Tulisan ini membahas resistensi masyarakat lokal terhadap rencana tambang oleh
perusahaan ekstraktif yang difokuskan pada studi konflik untuk melihat apakah konflik
ini berkembang menjadi sebuah gerakan sosial atau tidak. Tulisan ini menggunakan
pendekatan kualitatif dengan studi kasus di Nagari III Koto, Sumatera Barat. Tulisan
ini menunjukkan terdapat tujuh variabel yang menjadi sebab resistensi. Norma dan
aturan adat menjadi variabel yang sangat penting sebagai sebab resistensi sekaligus
sebagai penentu bentuk resistensi yang dilakukan. Sedikitnya ada tujuh bentuk
resistensi yang dilakukan oleh aktor-aktor yang terlibat hingga tujuan resistensi itu
dapat tercapai. Selain menjadi sebab dan menentukan bentuk, keberadaan adat dengan
legalitas yang tinggi ternyata juga digunakan sebagai alat dalam mencapai tujuan
resistensi oleh masyarakat. Berdasarkan bentuk-bentuk resistensi yang teridentifikasi,
dapat disimpulkan bahwa perlawanan masyarakat Nagari III Koto terhadap rencana
tambang Bukit Batubasi merupakan suatu gerakan sosial.

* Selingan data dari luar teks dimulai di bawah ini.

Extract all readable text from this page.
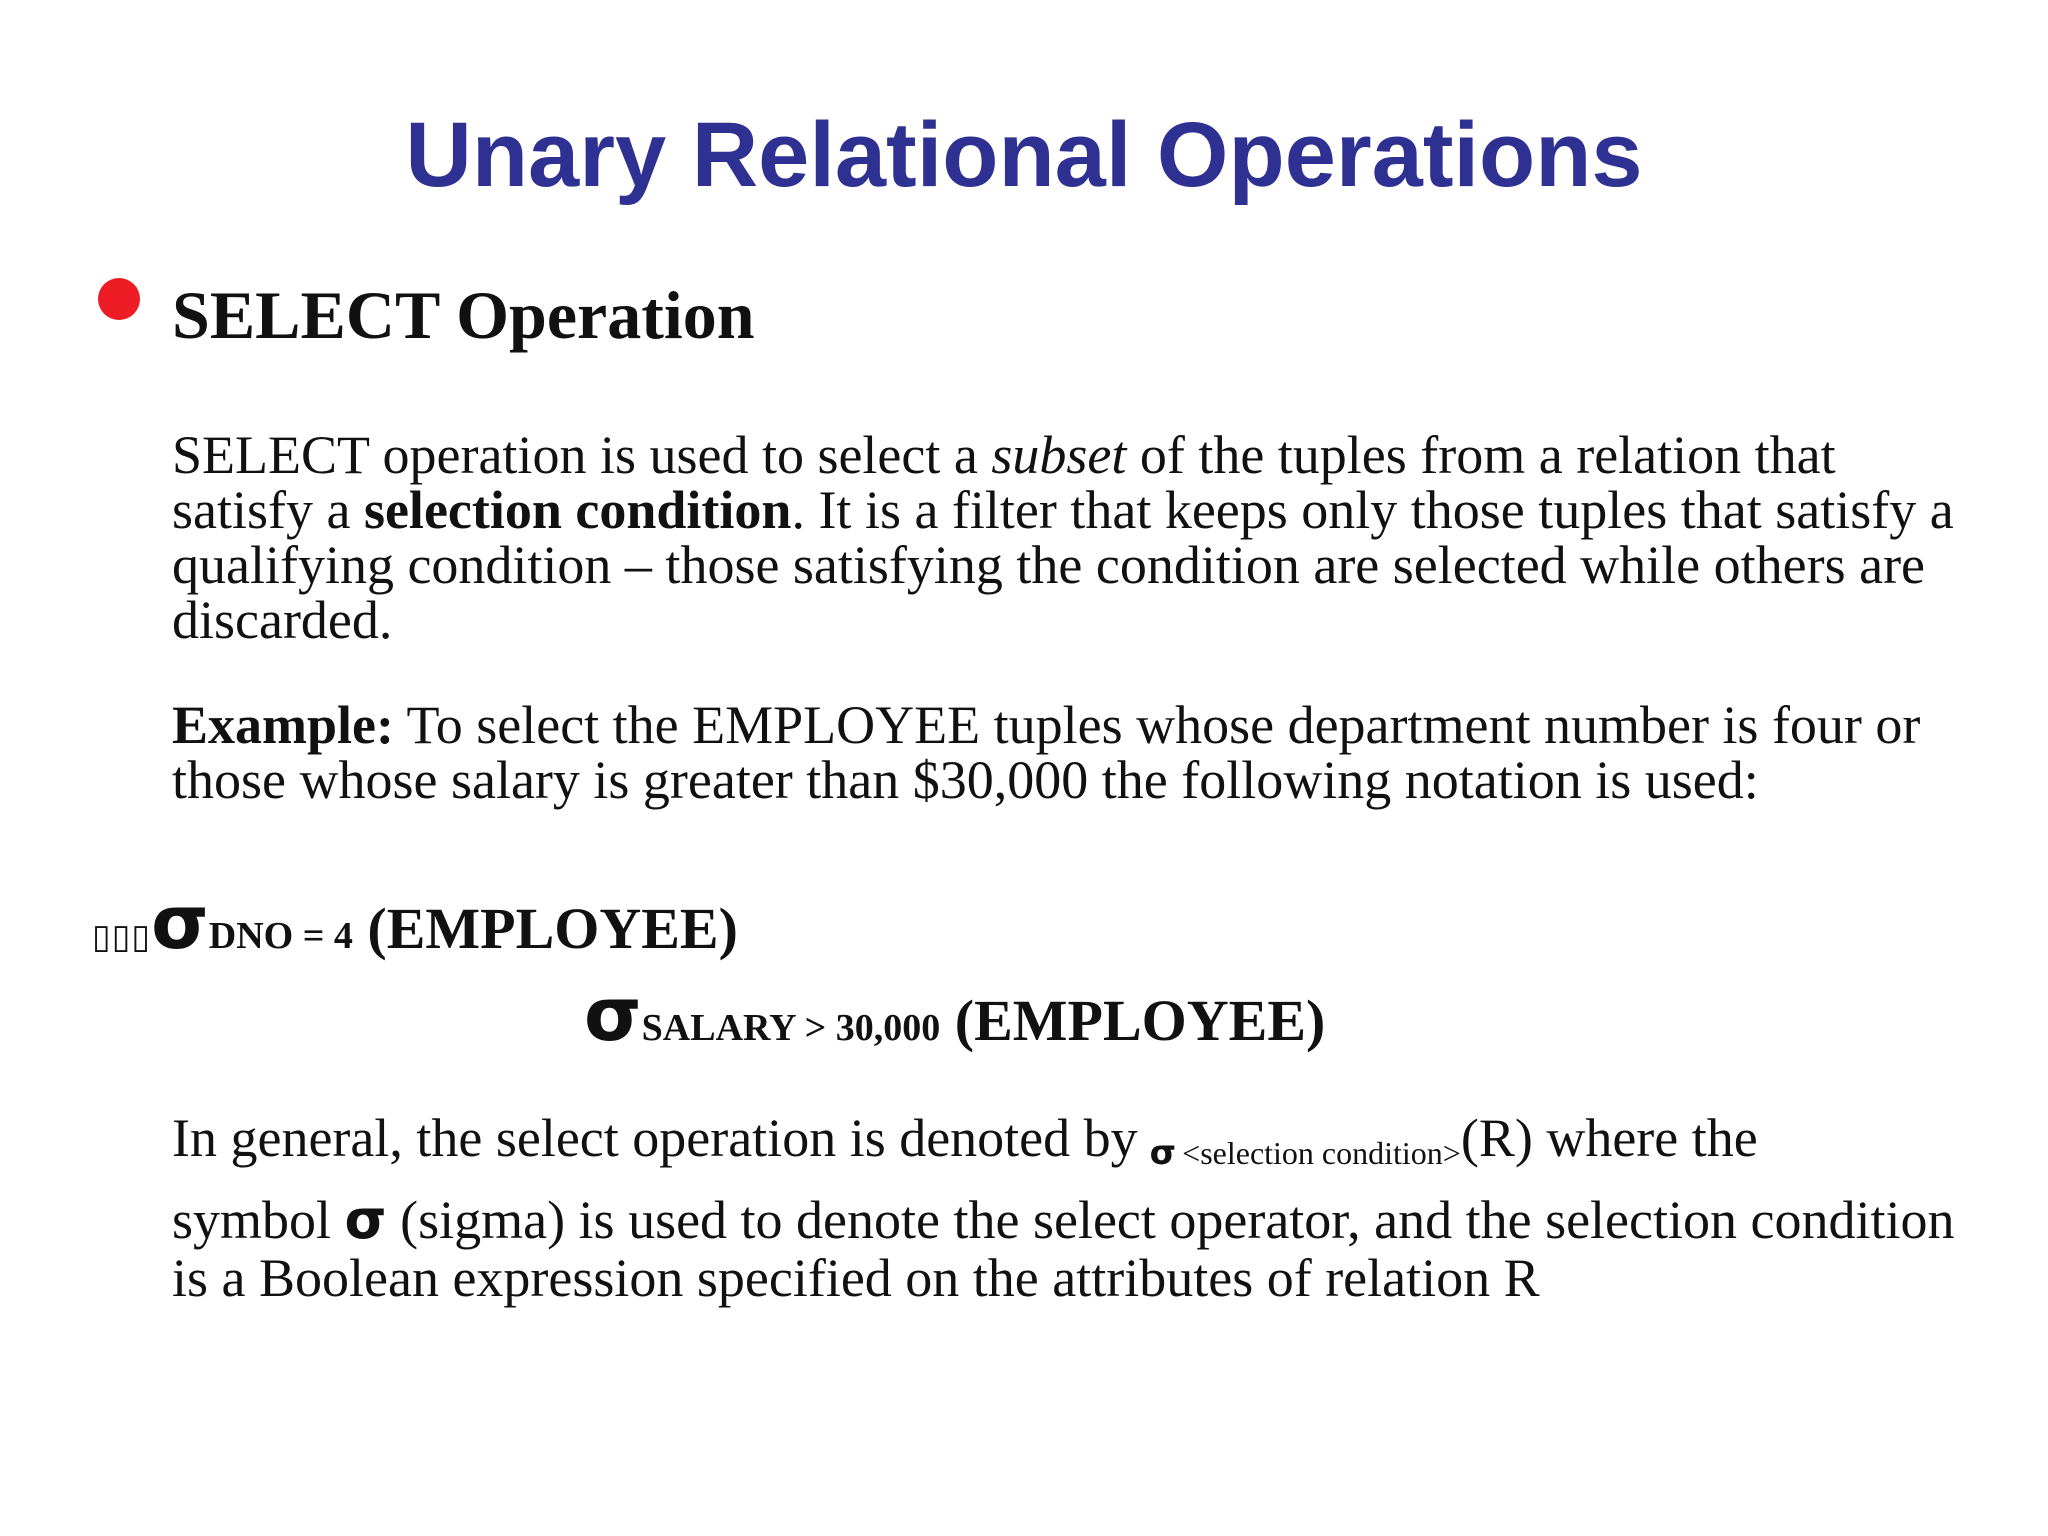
Unary Relational Operations
SELECT Operation

SELECT operation is used to select a subset of the tuples from a relation that satisfy a selection condition. It is a filter that keeps only those tuples that satisfy a qualifying condition – those satisfying the condition are selected while others are discarded.

Example: To select the EMPLOYEE tuples whose department number is four or those whose salary is greater than $30,000 the following notation is used:

▯▯▯σDNO = 4 (EMPLOYEE)
σSALARY > 30,000 (EMPLOYEE)

In general, the select operation is denoted by σ <selection condition>(R) where the
symbol σ (sigma) is used to denote the select operator, and the selection condition is a Boolean expression specified on the attributes of relation R
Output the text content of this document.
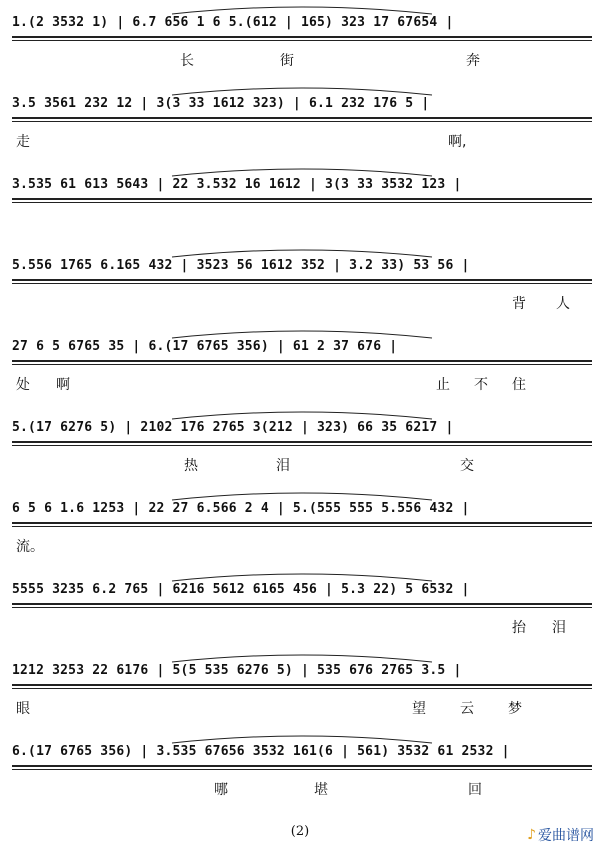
1.(2 3532 1) | 6.7 656 1 6 5.(612 | 165) 323 17 67654 |
长	街	奔
3.5 3561 232 12 | 3(3 33 1612 323) | 6.1 232 176 5 |
走	啊,
3.535 61 613 5643 | 22 3.532 16 1612 | 3(3 33 3532 123 |
5.556 1765 6.165 432 | 3523 56 1612 352 | 3.2 33) 53 56 |
背 人
27 6 5 6765 35 | 6.(17 6765 356) | 61 2 37 676 |
处 啊	止 不 住
5.(17 6276 5) | 2102 176 2765 3(212 | 323) 66 35 6217 |
热	泪	交
6 5 6 1.6 1253 | 22 27 6.566 2 4 | 5.(555 555 5.556 432 |
流。
5555 3235 6.2 765 | 6216 5612 6165 456 | 5.3 22) 5 6532 |
抬 泪
1212 3253 22 6176 | 5(5 535 6276 5) | 535 676 2765 3.5 |
眼	望 云 梦
6.(17 6765 356) | 3.535 67656 3532 161(6 | 561) 3532 61 2532 |
哪	堪	回
(2)	♪ 爱曲谱网
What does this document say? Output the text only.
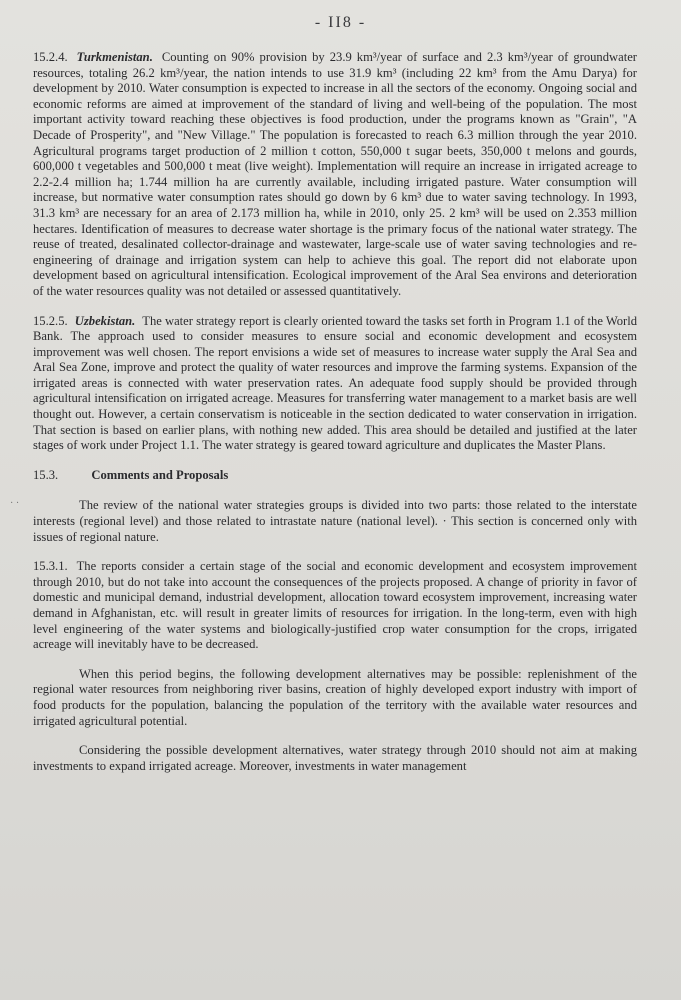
- II8 -
· ·

15.2.4. Turkmenistan. Counting on 90% provision by 23.9 km³/year of surface and 2.3 km³/year of groundwater resources, totaling 26.2 km³/year, the nation intends to use 31.9 km³ (including 22 km³ from the Amu Darya) for development by 2010. Water consumption is expected to increase in all the sectors of the economy. Ongoing social and economic reforms are aimed at improvement of the standard of living and well-being of the population. The most important activity toward reaching these objectives is food production, under the programs known as "Grain", "A Decade of Prosperity", and "New Village." The population is forecasted to reach 6.3 million through the year 2010. Agricultural programs target production of 2 million t cotton, 550,000 t sugar beets, 350,000 t melons and gourds, 600,000 t vegetables and 500,000 t meat (live weight). Implementation will require an increase in irrigated acreage to 2.2-2.4 million ha; 1.744 million ha are currently available, including irrigated pasture. Water consumption will increase, but normative water consumption rates should go down by 6 km³ due to water saving technology. In 1993, 31.3 km³ are necessary for an area of 2.173 million ha, while in 2010, only 25. 2 km³ will be used on 2.353 million hectares. Identification of measures to decrease water shortage is the primary focus of the national water strategy. The reuse of treated, desalinated collector-drainage and wastewater, large-scale use of water saving technologies and re-engineering of drainage and irrigation system can help to achieve this goal. The report did not elaborate upon development based on agricultural intensification. Ecological improvement of the Aral Sea environs and deterioration of the water resources quality was not detailed or assessed quantitatively.

15.2.5. Uzbekistan. The water strategy report is clearly oriented toward the tasks set forth in Program 1.1 of the World Bank. The approach used to consider measures to ensure social and economic development and ecosystem improvement was well chosen. The report envisions a wide set of measures to increase water supply the Aral Sea and Aral Sea Zone, improve and protect the quality of water resources and improve the farming systems. Expansion of the irrigated areas is connected with water preservation rates. An adequate food supply should be provided through agricultural intensification on irrigated acreage. Measures for transferring water management to a market basis are well thought out. However, a certain conservatism is noticeable in the section dedicated to water conservation in irrigation. That section is based on earlier plans, with nothing new added. This area should be detailed and justified at the later stages of work under Project 1.1. The water strategy is geared toward agriculture and duplicates the Master Plans.

15.3.	Comments and Proposals

The review of the national water strategies groups is divided into two parts: those related to the interstate interests (regional level) and those related to intrastate nature (national level). · This section is concerned only with issues of regional nature.

15.3.1. The reports consider a certain stage of the social and economic development and ecosystem improvement through 2010, but do not take into account the consequences of the projects proposed. A change of priority in favor of domestic and municipal demand, industrial development, allocation toward ecosystem improvement, increasing water demand in Afghanistan, etc. will result in greater limits of resources for irrigation. In the long-term, even with high level engineering of the water systems and biologically-justified crop water consumption for the crops, irrigated acreage will inevitably have to be decreased.

When this period begins, the following development alternatives may be possible: replenishment of the regional water resources from neighboring river basins, creation of highly developed export industry with import of food products for the population, balancing the population of the territory with the available water resources and irrigated agricultural potential.

Considering the possible development alternatives, water strategy through 2010 should not aim at making investments to expand irrigated acreage. Moreover, investments in water management
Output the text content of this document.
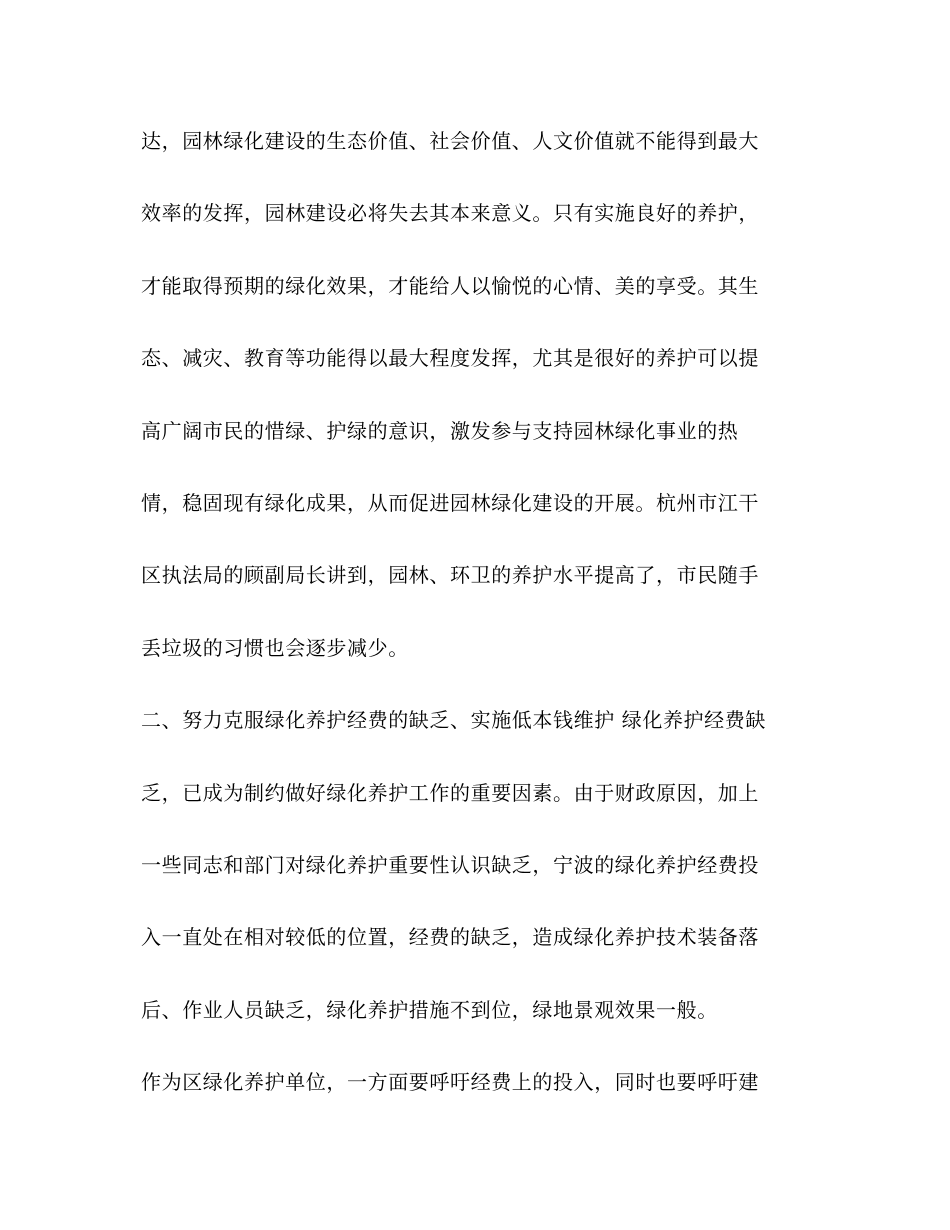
达，园林绿化建设的生态价值、社会价值、人文价值就不能得到最大
效率的发挥，园林建设必将失去其本来意义。只有实施良好的养护，
才能取得预期的绿化效果，才能给人以愉悦的心情、美的享受。其生
态、减灾、教育等功能得以最大程度发挥，尤其是很好的养护可以提
高广阔市民的惜绿、护绿的意识，激发参与支持园林绿化事业的热
情，稳固现有绿化成果，从而促进园林绿化建设的开展。杭州市江干
区执法局的顾副局长讲到，园林、环卫的养护水平提高了，市民随手
丢垃圾的习惯也会逐步减少。
二、努力克服绿化养护经费的缺乏、实施低本钱维护 绿化养护经费缺
乏，已成为制约做好绿化养护工作的重要因素。由于财政原因，加上
一些同志和部门对绿化养护重要性认识缺乏，宁波的绿化养护经费投
入一直处在相对较低的位置，经费的缺乏，造成绿化养护技术装备落
后、作业人员缺乏，绿化养护措施不到位，绿地景观效果一般。
作为区绿化养护单位，一方面要呼吁经费上的投入，同时也要呼吁建
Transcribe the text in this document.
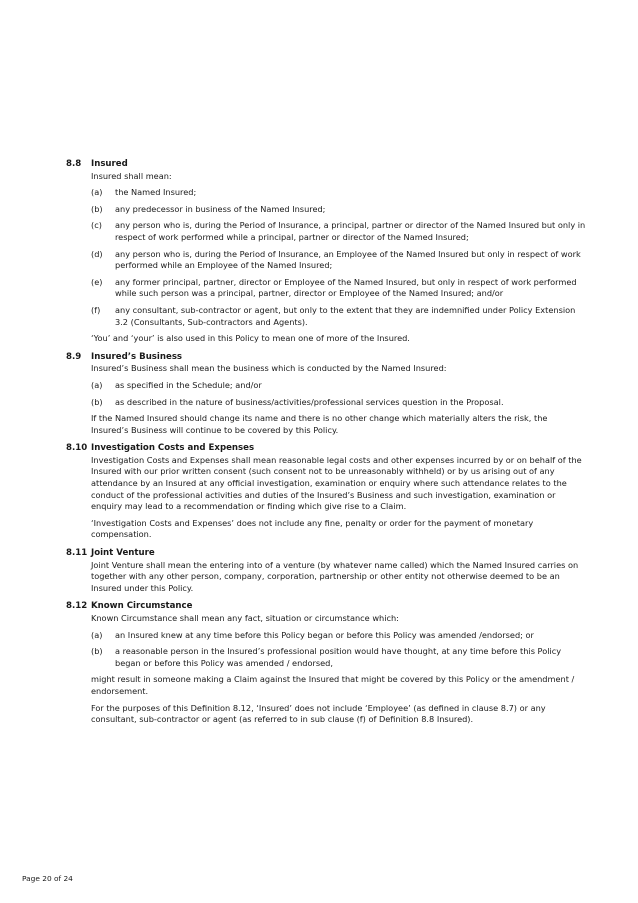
8.8	Insured
Insured shall mean:
(a)	the Named Insured;
(b)	any predecessor in business of the Named Insured;
(c)	any person who is, during the Period of Insurance, a principal, partner or director of the Named Insured but only in respect of work performed while a principal, partner or director of the Named Insured;
(d)	any person who is, during the Period of Insurance, an Employee of the Named Insured but only in respect of work performed while an Employee of the Named Insured;
(e)	any former principal, partner, director or Employee of the Named Insured, but only in respect of work performed while such person was a principal, partner, director or Employee of the Named Insured; and/or
(f)	any consultant, sub-contractor or agent, but only to the extent that they are indemnified under Policy Extension 3.2 (Consultants, Sub-contractors and Agents).
‘You’ and ‘your’ is also used in this Policy to mean one of more of the Insured.
8.9	Insured’s Business
Insured’s Business shall mean the business which is conducted by the Named Insured:
(a)	as specified in the Schedule; and/or
(b)	as described in the nature of business/activities/professional services question in the Proposal.
If the Named Insured should change its name and there is no other change which materially alters the risk, the Insured’s Business will continue to be covered by this Policy.
8.10 Investigation Costs and Expenses
Investigation Costs and Expenses shall mean reasonable legal costs and other expenses incurred by or on behalf of the Insured with our prior written consent (such consent not to be unreasonably withheld) or by us arising out of any attendance by an Insured at any official investigation, examination or enquiry where such attendance relates to the conduct of the professional activities and duties of the Insured’s Business and such investigation, examination or enquiry may lead to a recommendation or finding which give rise to a Claim.
‘Investigation Costs and Expenses’ does not include any fine, penalty or order for the payment of monetary compensation.
8.11 Joint Venture
Joint Venture shall mean the entering into of a venture (by whatever name called) which the Named Insured carries on together with any other person, company, corporation, partnership or other entity not otherwise deemed to be an Insured under this Policy.
8.12 Known Circumstance
Known Circumstance shall mean any fact, situation or circumstance which:
(a)	an Insured knew at any time before this Policy began or before this Policy was amended /endorsed; or
(b)	a reasonable person in the Insured’s professional position would have thought, at any time before this Policy began or before this Policy was amended / endorsed,
might result in someone making a Claim against the Insured that might be covered by this Policy or the amendment / endorsement.
For the purposes of this Definition 8.12, ‘Insured’ does not include ‘Employee’ (as defined in clause 8.7) or any consultant, sub-contractor or agent (as referred to in sub clause (f) of Definition 8.8 Insured).
Page 20 of 24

This article discusses the resistance in local societies against mining corporate. This
study focuses on conflict approach which is seen if it can be a social movement or not.
This study uses the qualitative approach with case study held in Nagari III Koto, West
Sumatera. This article shows us that there are seven variables which being the cause of
resistance. Norms and custom’s tradition are the most important in determining the
forms of resistance. At least there are seven forms of resistance which did by actors
in the region until it achieved. Highly legal tradition can be used as a tool to reach
the goals of resistance in society. Based on such forms of those resistances, it could be
concluded that the resistances of the people in Nagari III Koto are social movement.